Finding good developers has been a challenge for them.

One problem they’ve seen is knowing where to stop with features and opportunities. They get presented with many opportunities to extend their video platform and white label things, and they need to keep in control.

Wink – Michael Tanne
A social search engine that launched late last year. They feel that the web is getting more social (no kidding!), and they take user input and help turn those into relevant search results. They put an early beta out earlier in the year, and a month ago they did a major upgrade to the product to take into account all the feedback they got. They also added “collections”, which allows people to put links together that belong in the same community. He gave a nice demo of a Ramones collection.

You can also do an Advanced People Search across social networks, which is pretty cool, and also probably makes for a great stalker tool. You can search social networks for specific interests, filter by gender, filter by age, and filter by dating status.

He thinks people should start with an angel investment for a consumer web application, and see where it goes from there. They took $6 million and have only used $1 million of that.

He thought their biggest mistake was probably releasing their product too early before it was ready.

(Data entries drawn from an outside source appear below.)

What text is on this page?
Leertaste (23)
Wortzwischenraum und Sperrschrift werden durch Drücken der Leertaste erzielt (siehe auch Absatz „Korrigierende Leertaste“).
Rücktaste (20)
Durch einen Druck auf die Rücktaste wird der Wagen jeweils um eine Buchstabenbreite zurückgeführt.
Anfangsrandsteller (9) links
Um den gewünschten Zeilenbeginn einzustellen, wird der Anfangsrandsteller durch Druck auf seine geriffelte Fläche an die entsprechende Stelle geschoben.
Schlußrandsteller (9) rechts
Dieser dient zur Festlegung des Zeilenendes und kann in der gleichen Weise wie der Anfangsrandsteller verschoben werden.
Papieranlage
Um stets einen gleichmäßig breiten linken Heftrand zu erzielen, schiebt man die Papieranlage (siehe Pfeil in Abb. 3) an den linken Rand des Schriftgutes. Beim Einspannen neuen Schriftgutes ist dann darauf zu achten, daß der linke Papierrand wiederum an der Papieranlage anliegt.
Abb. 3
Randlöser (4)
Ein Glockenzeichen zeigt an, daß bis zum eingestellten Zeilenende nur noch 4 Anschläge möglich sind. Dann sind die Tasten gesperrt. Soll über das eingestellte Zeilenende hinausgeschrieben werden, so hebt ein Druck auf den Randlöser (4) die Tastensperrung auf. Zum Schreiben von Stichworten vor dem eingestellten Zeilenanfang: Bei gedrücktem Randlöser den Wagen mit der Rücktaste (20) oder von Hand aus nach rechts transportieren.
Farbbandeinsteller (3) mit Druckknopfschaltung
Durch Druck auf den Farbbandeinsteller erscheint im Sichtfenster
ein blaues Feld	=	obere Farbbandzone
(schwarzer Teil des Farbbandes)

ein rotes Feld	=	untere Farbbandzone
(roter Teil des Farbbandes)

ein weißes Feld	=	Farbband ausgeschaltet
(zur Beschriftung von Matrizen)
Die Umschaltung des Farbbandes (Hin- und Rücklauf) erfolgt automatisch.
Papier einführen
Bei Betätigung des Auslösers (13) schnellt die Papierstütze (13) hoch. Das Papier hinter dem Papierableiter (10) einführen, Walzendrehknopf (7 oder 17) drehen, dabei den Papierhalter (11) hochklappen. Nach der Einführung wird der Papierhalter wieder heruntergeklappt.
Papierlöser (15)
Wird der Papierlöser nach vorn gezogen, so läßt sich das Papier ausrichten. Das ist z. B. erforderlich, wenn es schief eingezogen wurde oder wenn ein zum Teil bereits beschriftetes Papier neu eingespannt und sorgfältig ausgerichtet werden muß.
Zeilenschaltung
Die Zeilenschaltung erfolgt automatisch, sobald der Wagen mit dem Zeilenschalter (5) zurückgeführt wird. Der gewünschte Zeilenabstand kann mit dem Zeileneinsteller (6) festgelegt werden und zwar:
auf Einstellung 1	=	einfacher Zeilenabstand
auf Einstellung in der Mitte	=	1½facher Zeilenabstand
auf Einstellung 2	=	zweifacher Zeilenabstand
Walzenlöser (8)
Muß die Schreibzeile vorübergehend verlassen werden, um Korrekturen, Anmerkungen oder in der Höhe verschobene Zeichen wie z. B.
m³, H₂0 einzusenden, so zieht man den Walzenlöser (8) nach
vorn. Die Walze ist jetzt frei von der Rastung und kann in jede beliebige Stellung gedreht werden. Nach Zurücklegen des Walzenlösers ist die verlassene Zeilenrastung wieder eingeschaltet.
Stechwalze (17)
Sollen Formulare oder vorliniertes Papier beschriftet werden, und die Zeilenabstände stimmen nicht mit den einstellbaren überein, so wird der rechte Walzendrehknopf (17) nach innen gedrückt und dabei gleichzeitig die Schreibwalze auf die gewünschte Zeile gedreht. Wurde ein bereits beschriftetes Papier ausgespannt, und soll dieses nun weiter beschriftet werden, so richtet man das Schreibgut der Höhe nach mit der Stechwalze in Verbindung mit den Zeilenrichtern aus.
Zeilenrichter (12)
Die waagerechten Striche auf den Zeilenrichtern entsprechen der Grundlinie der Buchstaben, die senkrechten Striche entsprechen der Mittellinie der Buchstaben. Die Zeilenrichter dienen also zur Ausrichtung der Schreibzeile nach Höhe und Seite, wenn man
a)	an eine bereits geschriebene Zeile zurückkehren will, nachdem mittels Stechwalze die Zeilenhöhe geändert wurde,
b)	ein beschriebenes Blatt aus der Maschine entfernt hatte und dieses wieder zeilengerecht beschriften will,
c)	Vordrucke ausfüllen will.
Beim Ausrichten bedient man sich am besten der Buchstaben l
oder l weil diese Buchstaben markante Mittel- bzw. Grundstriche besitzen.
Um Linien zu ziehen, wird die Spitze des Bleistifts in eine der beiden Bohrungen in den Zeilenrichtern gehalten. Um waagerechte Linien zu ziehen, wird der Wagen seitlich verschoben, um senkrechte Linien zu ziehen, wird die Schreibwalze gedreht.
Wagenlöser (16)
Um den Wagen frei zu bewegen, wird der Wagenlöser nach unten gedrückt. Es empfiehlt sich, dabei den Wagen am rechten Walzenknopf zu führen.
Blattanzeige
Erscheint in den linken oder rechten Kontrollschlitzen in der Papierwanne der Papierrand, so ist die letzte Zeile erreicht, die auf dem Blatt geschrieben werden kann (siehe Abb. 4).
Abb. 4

Weblogs Inc./Netscape – Jason Calacanis
It’s been a big year, they sold Weblogs Inc. to AOL, and have now integrated that into AOL. He’s still running Weblogs Inc, but when he got to AOL they were wanting to do something different with Netscape.com since it had been stangnant for a few years. Jason liked what was going on with Digg, del.icio.us, and other sites like that and rolled with the Digg model with an added editorial layer and did meta-journalism.

He thinks they had a rocky start, but things are going well now. He thinks they are less susceptible to gaming, and have vastly different demographics. Digg is 94% male, and Netscape is split pretty evenly between male and female, and they have a more balanced audience. So while tech stories dominate Digg, Netscape sees a mix of general news, politics, and family stories.

To start Weblogs Inc. Jason and Brian Alvey put in their own money, and Mark Cuban then invested low six figures which they didn’t touch.

Finding developers has not been a challenge for them because Jason feels that you just need to have something they believe in, and to find them working at jobs. He said good developers have jobs, so you just need to recruit them away.

He’s felt his biggest mistake is probably six or seven blog posts he’d like to take back. He was used to a transparency and fast acting style, and many in AOL were uncomfortable with that. But they’ve found a good balance and he and other new companies in AOL like Userplane our working with the old guard to push AOL forward.

He also mentioned one problem was parallel entrepreneurs who take on too many projects or get too wide on their main project. Mark Cuban always told him “remember what got us here”, which was a reminder to focus on their profitable blogs and don’t move out into all the other opportunties that were popping up.